From the data, it can be inferred that the proposed automatic stakeholder classification and prioritization model presented in this study based on Mendelow’s power-interest model is simple, general and understandable and takes reasonable average time.
CONCLUSION AND FUTURE RECOMMENDATIONS
The study presents a generic automatic power-interest stakeholder classification and prioritization model based on rough-fuzzy hybridization method. The proposed model consists of two stages. The first stakeholder is to classify stakeholders based on rough set theory and the second stage is the stakeholder prioritization stage based on fuzzy logic. By the classification stage; the model was able to extract knowledge in the form of rules to classify academic faculty staff working on "Updating faculty website project" into four groups "High power/high interest, high power/low interest, low power/high interest, low power/low interest". This classification is based on Mendelow’s power-interest model. In order to incorporate the uncertainty and discrete data limitation of the classification of rough set theory, fuzzy logic is used in the stakeholder prioritization stage. Using fuzzy logic approach, stakeholders aren’t only assigned to a discrete class but also receive a degree of a membership of that stakeholder to the predetermined rough set class. Finally, a verification process and a comparison study are applied to the proposed automatic power-interest stakeholder classification and prioritization model presented in this study. Both of them showed that the output from the proposed automatic model is correct, understandable and simple in the stakeholder’s classification and prioritization process.
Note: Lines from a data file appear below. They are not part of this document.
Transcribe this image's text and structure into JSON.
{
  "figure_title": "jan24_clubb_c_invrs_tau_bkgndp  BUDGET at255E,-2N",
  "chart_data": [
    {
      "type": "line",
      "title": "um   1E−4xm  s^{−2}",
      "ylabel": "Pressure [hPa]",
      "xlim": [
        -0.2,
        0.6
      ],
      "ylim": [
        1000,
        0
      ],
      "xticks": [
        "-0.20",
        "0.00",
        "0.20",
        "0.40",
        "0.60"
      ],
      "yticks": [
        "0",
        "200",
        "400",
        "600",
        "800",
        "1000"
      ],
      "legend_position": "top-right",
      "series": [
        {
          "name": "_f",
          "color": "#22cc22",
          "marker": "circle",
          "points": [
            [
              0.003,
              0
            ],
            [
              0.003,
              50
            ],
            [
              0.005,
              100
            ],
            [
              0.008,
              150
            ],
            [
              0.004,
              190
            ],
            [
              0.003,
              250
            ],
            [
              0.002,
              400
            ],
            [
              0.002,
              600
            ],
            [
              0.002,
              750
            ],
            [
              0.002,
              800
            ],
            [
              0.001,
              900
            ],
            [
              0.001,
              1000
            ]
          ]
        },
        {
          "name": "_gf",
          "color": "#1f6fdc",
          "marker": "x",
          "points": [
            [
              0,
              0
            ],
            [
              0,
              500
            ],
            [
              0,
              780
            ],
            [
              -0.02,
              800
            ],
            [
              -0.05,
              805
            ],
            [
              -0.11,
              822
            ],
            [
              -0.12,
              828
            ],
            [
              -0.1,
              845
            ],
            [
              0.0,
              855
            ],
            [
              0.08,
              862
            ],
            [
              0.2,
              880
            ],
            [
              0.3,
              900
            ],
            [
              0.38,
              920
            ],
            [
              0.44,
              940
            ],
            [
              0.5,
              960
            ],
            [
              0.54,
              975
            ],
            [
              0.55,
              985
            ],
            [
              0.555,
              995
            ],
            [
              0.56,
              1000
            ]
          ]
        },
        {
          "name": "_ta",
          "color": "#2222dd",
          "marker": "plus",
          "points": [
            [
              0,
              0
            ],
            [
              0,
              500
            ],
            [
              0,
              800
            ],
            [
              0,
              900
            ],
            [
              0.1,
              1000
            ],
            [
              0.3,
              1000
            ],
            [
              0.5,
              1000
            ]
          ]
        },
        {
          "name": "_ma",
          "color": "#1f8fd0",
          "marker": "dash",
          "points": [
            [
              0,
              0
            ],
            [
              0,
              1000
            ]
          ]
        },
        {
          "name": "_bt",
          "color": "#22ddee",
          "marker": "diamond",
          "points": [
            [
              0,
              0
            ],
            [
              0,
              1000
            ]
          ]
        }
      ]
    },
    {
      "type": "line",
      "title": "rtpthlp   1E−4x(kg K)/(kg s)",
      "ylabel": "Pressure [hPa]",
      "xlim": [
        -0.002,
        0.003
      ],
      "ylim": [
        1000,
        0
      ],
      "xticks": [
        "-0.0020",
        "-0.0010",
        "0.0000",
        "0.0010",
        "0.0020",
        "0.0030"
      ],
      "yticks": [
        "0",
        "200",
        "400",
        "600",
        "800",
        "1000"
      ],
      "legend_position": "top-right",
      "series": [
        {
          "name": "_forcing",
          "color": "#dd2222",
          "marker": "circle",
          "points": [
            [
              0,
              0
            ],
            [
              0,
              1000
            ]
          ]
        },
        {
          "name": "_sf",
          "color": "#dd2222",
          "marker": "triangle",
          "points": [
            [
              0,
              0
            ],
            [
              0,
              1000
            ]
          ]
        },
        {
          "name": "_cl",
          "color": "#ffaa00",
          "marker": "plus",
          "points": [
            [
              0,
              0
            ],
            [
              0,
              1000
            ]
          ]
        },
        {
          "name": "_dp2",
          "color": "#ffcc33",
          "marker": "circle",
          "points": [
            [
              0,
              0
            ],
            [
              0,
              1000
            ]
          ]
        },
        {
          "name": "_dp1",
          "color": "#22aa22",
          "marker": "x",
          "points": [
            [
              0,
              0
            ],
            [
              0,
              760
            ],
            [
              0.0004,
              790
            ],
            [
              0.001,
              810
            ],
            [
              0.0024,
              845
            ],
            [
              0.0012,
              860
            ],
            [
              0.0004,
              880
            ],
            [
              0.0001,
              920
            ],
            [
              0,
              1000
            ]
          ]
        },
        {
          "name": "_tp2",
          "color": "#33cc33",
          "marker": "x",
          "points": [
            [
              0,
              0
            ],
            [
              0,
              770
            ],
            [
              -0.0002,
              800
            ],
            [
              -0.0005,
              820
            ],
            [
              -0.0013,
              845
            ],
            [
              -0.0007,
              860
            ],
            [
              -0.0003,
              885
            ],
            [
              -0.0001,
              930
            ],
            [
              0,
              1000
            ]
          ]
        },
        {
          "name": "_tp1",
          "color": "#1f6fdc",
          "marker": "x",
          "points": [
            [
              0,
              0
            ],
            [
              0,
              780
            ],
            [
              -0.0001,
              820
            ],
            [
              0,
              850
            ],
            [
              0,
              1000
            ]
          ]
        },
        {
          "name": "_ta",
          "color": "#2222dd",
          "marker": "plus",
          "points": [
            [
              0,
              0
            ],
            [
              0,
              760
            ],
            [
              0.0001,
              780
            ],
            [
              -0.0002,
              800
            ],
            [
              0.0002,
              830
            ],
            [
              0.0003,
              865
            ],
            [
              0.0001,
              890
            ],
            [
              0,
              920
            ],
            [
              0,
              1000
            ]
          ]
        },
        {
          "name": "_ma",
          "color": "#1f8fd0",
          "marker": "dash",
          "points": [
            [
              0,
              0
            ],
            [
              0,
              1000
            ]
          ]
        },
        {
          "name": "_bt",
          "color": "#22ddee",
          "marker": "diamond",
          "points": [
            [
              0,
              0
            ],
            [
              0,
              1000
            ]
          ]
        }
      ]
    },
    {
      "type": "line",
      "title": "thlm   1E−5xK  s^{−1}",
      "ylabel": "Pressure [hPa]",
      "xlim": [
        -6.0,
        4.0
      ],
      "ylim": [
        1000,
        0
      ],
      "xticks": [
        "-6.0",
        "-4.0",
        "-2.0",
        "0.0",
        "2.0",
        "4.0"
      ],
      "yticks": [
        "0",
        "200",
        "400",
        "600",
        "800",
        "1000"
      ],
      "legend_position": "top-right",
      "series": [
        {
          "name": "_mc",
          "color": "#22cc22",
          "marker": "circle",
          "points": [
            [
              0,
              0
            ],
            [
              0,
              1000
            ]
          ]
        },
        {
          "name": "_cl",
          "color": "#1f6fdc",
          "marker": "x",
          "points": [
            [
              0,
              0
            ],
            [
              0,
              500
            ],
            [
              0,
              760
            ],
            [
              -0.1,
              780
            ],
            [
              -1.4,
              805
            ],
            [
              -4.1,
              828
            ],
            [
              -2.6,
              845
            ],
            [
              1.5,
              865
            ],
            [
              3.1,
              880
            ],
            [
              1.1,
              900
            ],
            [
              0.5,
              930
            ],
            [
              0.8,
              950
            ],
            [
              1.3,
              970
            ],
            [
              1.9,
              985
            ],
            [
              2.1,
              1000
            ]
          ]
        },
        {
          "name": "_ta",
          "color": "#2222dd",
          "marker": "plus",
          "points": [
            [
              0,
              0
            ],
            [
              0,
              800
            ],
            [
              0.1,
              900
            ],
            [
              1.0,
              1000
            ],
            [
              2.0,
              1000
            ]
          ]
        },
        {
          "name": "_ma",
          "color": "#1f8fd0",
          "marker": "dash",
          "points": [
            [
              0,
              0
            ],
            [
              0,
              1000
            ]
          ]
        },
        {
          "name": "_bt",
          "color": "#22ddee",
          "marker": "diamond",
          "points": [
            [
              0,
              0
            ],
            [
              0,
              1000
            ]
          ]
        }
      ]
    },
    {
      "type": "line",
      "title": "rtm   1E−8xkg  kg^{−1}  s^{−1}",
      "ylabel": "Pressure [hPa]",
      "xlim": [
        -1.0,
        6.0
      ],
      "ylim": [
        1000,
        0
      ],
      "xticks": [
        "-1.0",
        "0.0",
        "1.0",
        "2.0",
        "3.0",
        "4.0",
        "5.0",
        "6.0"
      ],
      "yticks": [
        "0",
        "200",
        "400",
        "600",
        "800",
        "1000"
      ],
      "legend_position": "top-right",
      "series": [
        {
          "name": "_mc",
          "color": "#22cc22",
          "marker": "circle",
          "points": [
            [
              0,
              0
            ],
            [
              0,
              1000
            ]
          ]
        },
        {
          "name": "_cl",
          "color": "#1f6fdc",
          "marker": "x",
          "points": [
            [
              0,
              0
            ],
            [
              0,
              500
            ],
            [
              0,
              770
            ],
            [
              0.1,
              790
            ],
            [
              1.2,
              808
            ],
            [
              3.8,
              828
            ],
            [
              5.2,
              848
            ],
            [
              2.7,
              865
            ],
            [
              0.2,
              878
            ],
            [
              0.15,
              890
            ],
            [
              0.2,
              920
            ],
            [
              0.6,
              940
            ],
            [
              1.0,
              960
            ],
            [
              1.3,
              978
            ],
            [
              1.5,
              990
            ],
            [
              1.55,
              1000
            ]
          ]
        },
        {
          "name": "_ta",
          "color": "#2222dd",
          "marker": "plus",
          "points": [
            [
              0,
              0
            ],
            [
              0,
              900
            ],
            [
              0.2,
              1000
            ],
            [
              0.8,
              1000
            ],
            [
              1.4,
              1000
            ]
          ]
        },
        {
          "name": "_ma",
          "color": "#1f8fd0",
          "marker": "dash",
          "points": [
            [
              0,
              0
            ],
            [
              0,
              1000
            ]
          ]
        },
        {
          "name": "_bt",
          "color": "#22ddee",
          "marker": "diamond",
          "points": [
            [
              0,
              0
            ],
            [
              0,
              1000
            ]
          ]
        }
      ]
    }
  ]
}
In future, more empirical evaluations on other real world projects will be conducted to ensure the effectiveness of the proposed model. This model could be applied for classifying and prioritizing stakeholders as the first step for requirement prioritization process in software product management. The remaining requirement prioritization steps can be completed to develop the first software urgent release for the faculty website project. Using intelligent systems like fuzzy approaches for analyzing and prioritizing gathered requirements will be considered as our future study.